Extremely high memory usage in GenServers

If really binarys from the bin-heap were the problem, observer wouldn’t count them to the genservers heapsize.

1 Like

This is not true. The process will garbage collect when it reaches the configurable min_heap_size, if the garbage collection was not enough it will allocate more memory to the heap.

3 Likes

It looks like you have one or more processes that are touching a “large” binary (i.e. a binary > 64 bytes), but are not allocating data frequently enough to be garbage collected themselves.

A large binary is reference counted, instead of being copied across processes. A reference count is bumped by every process that touches such binary. When a reference goes out of scope, the count is going to be decremented only after a fullsweep GC takes place. Until then, the ref count of a binary is > 0, and it’s kept in memory even if no one uses it. Therefore, if you have at least one process that touched a binary in the past, but is not allocating data too frequently to trigger a “fullsweep” GC, you’ll end up with an excessive amount of garbage binaries.

A simple example could be a process that acts as a mediator. It receives a message, then dispatches it to another process, and does nothing more than that. It doesn’t allocate a lot of data on its own, so it’s going to be GCed less frequently. If a part of dispatched messages is a large binary, the process touches a lot of large binaries, and can therefore be the cause of excessive dangling garbage.
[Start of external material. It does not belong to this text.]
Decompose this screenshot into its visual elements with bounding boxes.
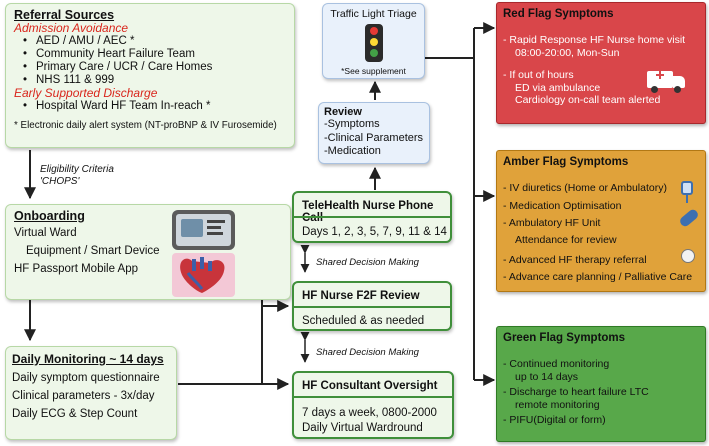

You first need to identify such processes. Judging by your other output, it looks like they could be your User processes, but I can’t say for sure.

Once you know which processes are causing the problem, a simple fix could be to hibernate the process after every message. This is done by including :hibernate in the result tuple of handle_* callbacks (e.g. {:noreply, next_state, :hibernate}). This will reduce the throughput of the process, but can do wonders for your memory usage.

Another option is to set the fullsweep_after flag of the problematic process to zero or a very small value. I think that GenServer.start_link(callback_module, spawn_opt: [fullsweep_after: desired_value]) should do the job. For more explanation, look for fullsweep_after in docs for the :erlang module.

43 Likes

Wow, thanks for the really great explanation!

I can confirm that your hypothesis about the problem is correct. Adding :hibernate to the handle_calls that I figured were problematic made the memory usage of each User go down from ~4000kb to ~50kb.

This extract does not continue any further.